Дон Кихот (Сервантес Сааведра) - страница 6

Читая такие прекрасные вещи, бедный гидальго терял рассудок. Он лишился сна, стараясь понять их, пытаясь извлечь какой-либо смысл со дна этих хитросплетений – этого не удалось бы сделать и самому Аристотелю, если бы он нарочно воскрес для этого. Он был только наполовину доволен ранами, нанесенными и полученными Дон-Белианисом, и представлял себе, что, несмотря на все искусство врачей, которые лечили его, Дон-Белианис необходимо должен был иметь все тело и лицо покрытые рубцами и ранами. Но, тем не менее, он одобрял остроумный способ автора оканчивать свою книгу обещанием продолжения этих нескончаемых приключений. Ему даже часто приходила охота взяться за перо и окончить книгу, как обещал это автор; и, без сомнения, он бы это сделал и благополучно исполнил, если бы другие, более великие мысли не мешали ему постоянно. Несколько раз спорил он с местным священником, мужем начитанным и получившим ученую степень в Силуэнце,[3] по вопросу о том, кто был лучшим рыцарем – Пальмерин Английский или Амадис Гальский. Но сеньор Николай, цирюльник из той же деревни, говорил, что им обоим далеко до рыцаря Феба и если с этим и может кто-нибудь сравниться, так это дон-Галаор, брат Амадиса Гальского; потому что он, поистине, обладал всеми желательными качествами, не будучи ни кривлякой, ни плаксой, как его брат, и, по крайней мере, равняясь ему в храбрости.

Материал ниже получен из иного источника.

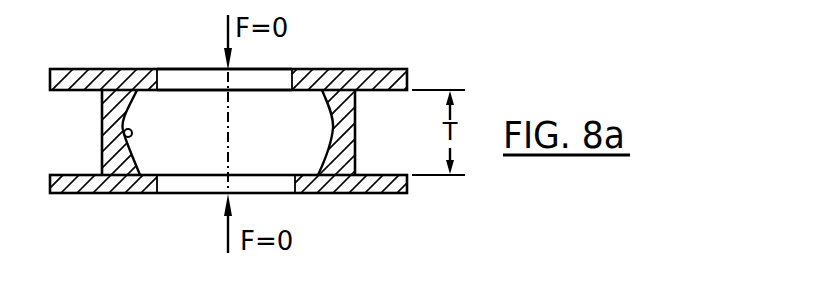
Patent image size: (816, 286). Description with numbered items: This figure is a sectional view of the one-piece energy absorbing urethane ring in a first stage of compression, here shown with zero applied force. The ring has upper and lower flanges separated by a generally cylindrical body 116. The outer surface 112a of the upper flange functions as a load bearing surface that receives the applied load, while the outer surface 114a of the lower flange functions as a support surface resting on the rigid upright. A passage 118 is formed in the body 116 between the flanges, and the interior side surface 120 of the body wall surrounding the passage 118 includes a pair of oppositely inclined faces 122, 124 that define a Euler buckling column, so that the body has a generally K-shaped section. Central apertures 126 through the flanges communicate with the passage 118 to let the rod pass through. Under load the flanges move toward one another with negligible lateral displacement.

The outer surface of upper flange 112a is at (350, 71).
The outer surface of lower flange 114a is at (137, 194).
The cylindrical body 116 is at (101, 108).
The passage 118 is at (234, 162).
The interior side surface 120 is at (118, 143).
The inclined face 122 is at (135, 100).
The inclined face 124 is at (140, 160).
The central aperture 126 is at (192, 80).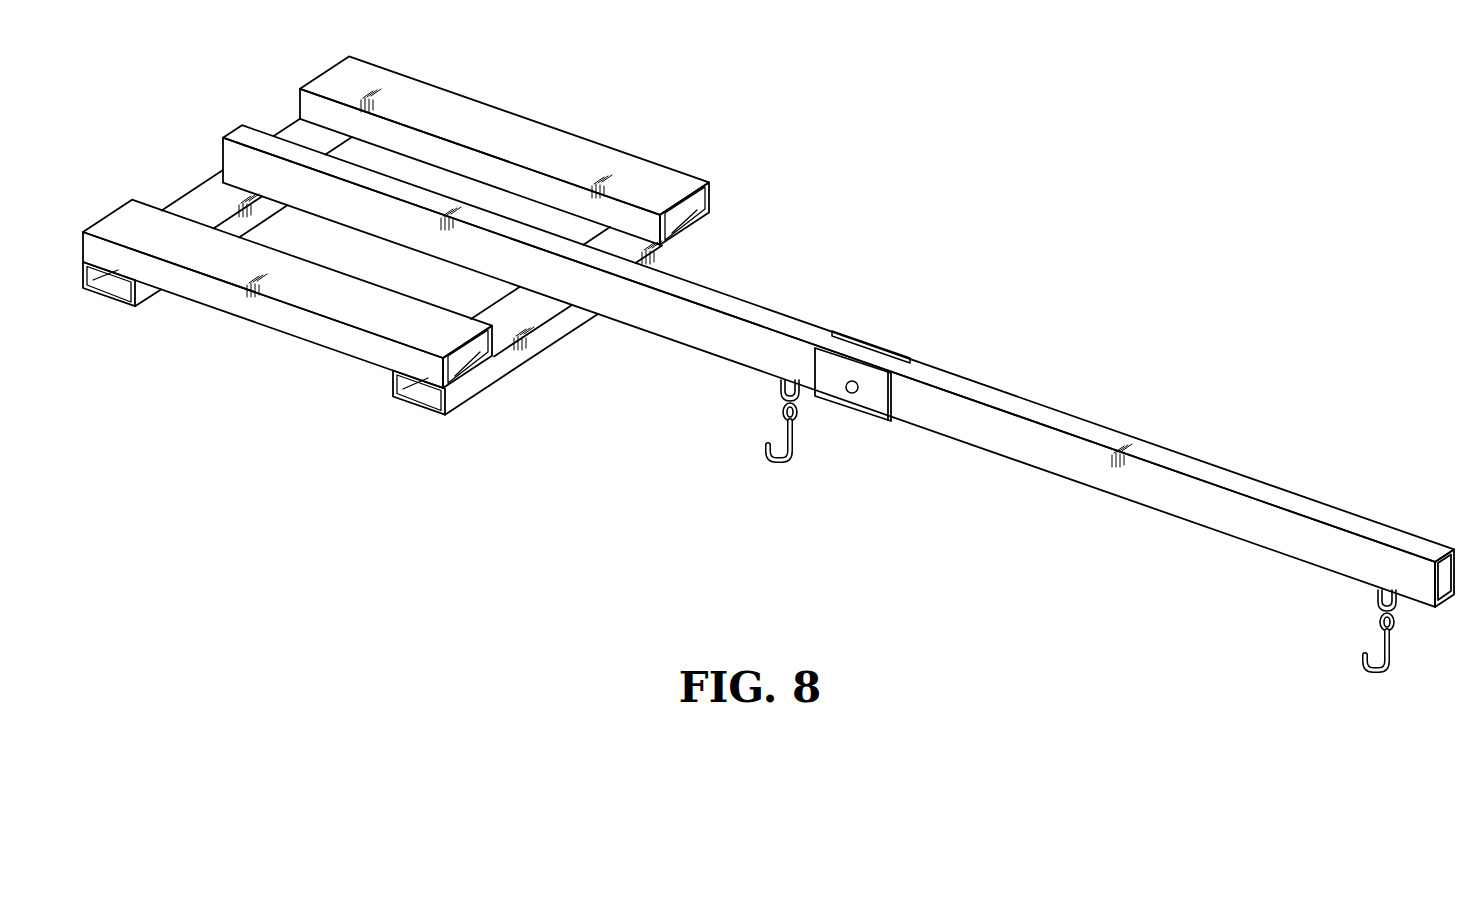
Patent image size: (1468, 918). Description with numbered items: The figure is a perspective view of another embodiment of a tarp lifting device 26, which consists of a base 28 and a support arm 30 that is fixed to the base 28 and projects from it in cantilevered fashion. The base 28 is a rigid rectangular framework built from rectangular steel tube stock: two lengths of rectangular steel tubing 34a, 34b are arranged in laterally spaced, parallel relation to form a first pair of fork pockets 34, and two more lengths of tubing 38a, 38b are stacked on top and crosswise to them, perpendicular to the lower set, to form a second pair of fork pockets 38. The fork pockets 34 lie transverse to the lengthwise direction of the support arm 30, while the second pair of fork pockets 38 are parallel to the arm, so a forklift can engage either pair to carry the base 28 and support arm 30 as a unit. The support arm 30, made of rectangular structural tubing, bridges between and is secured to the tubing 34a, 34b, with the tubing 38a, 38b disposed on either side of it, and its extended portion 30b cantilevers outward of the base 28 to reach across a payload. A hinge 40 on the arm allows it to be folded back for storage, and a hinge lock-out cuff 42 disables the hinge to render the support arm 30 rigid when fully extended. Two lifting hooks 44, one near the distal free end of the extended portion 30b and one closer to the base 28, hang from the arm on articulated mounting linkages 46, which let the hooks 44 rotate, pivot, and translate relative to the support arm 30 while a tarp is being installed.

The tarp lifting device 26 is at (936, 278).
The base 28 is at (517, 112).
The support arm 30 is at (1186, 452).
The extended portion 30b is at (1326, 516).
The fork pockets 34 is at (115, 283).
The rectangular steel tubing 34a is at (205, 198).
The rectangular steel tubing 34b is at (520, 323).
The second pair of fork pockets 38 is at (686, 212).
The rectangular steel tubing 38a is at (343, 307).
The rectangular steel tubing 38b is at (584, 162).
The hinge 40 is at (858, 360).
The hinge lock-out cuff 42 is at (877, 403).
The lifting hooks 44 is at (778, 462).
The articulated mounting linkages 46 is at (780, 405).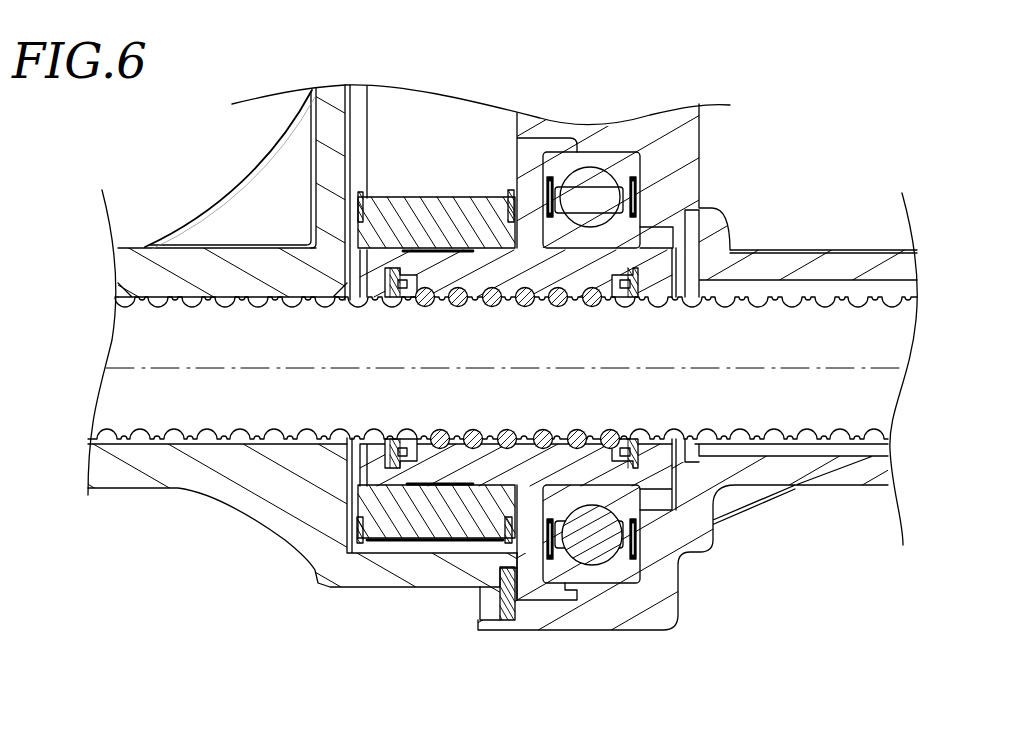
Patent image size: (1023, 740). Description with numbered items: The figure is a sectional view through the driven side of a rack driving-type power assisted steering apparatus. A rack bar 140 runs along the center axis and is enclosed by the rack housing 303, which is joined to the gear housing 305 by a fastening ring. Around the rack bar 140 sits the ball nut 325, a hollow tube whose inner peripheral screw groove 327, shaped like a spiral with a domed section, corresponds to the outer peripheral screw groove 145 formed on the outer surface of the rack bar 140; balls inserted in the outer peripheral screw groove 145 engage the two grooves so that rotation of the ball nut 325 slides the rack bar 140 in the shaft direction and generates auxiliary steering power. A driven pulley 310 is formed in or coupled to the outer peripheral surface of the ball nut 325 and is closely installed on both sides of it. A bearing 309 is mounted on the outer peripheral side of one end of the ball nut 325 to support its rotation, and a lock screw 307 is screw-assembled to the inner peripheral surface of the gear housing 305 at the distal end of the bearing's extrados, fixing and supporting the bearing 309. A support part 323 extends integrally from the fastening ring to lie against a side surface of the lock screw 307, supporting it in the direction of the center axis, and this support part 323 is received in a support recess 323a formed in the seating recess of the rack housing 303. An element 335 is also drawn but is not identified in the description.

The rack bar 140 is at (752, 323).
The outer peripheral screw groove 145 is at (862, 307).
The rack housing 303 is at (178, 470).
The gear housing 305 is at (695, 532).
The lock screw 307 is at (543, 590).
The bearing 309 is at (622, 570).
The driven pulley 310 is at (404, 228).
The support part 323 is at (503, 588).
The support recess 323a is at (500, 583).
The ball nut 325 is at (590, 268).
The inner peripheral screw groove 327 is at (567, 293).
The shield 335 is at (367, 133).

Короче сказать, наш гидальго так углубился в чтение, что проводил за этим занятием и день с утра до вечера, и ночь с вечера до утра, и, благодаря чтению и бессоннице, он так иссушил свой мозг, что лишился разума. Его воображению рисовалось все, что он читал в своих книгах: волшебные чары, ссоры, вызовы, битвы, раны, объяснения, любовь, жестокости и прочие безумства; он крепко забрал себе в голову, что вся эта куча бредней была сущей истиной, и потому для него во всем мире не существовало никакой другой более достоверной истории. Он говорил, что Сид-Рюи-Диац был прекрасный рыцарь, но что ему было все-таки далеко до рыцаря Пламенного Меча, который одним ударом перерубил пополам двух огромных и свирепых великанов. Он питал больше симпатии к Вернардо дель-Карпио за то, что в Ронсевальской долине он умертвил Роланда Очарованного, употребив при этом прием Геркулеса, который задушил Антея, сына Земли, в своих объятиях. Он также очень хорошо отзывался о великане Морганте, который, хотя и происходил из породы великанов, всегда отличавшейся заносчивостью и гордостью, однако представлял исключение и был любезен и хорошо воспитан. Но всем им он предпочитал Рейнальда Монтальванского, в особенности, когда он представлял его себе выходящим из замка грабить всех, кто попадется по дороге, или похищающим по ту сторону пролива идол Могомета, отлитый из золота, как утверждает история. Что же касается этого изменника Гамелона, то за возможность порядком поколотить его, он охотно отдал бы свою экономку и даже племянницу в придачу.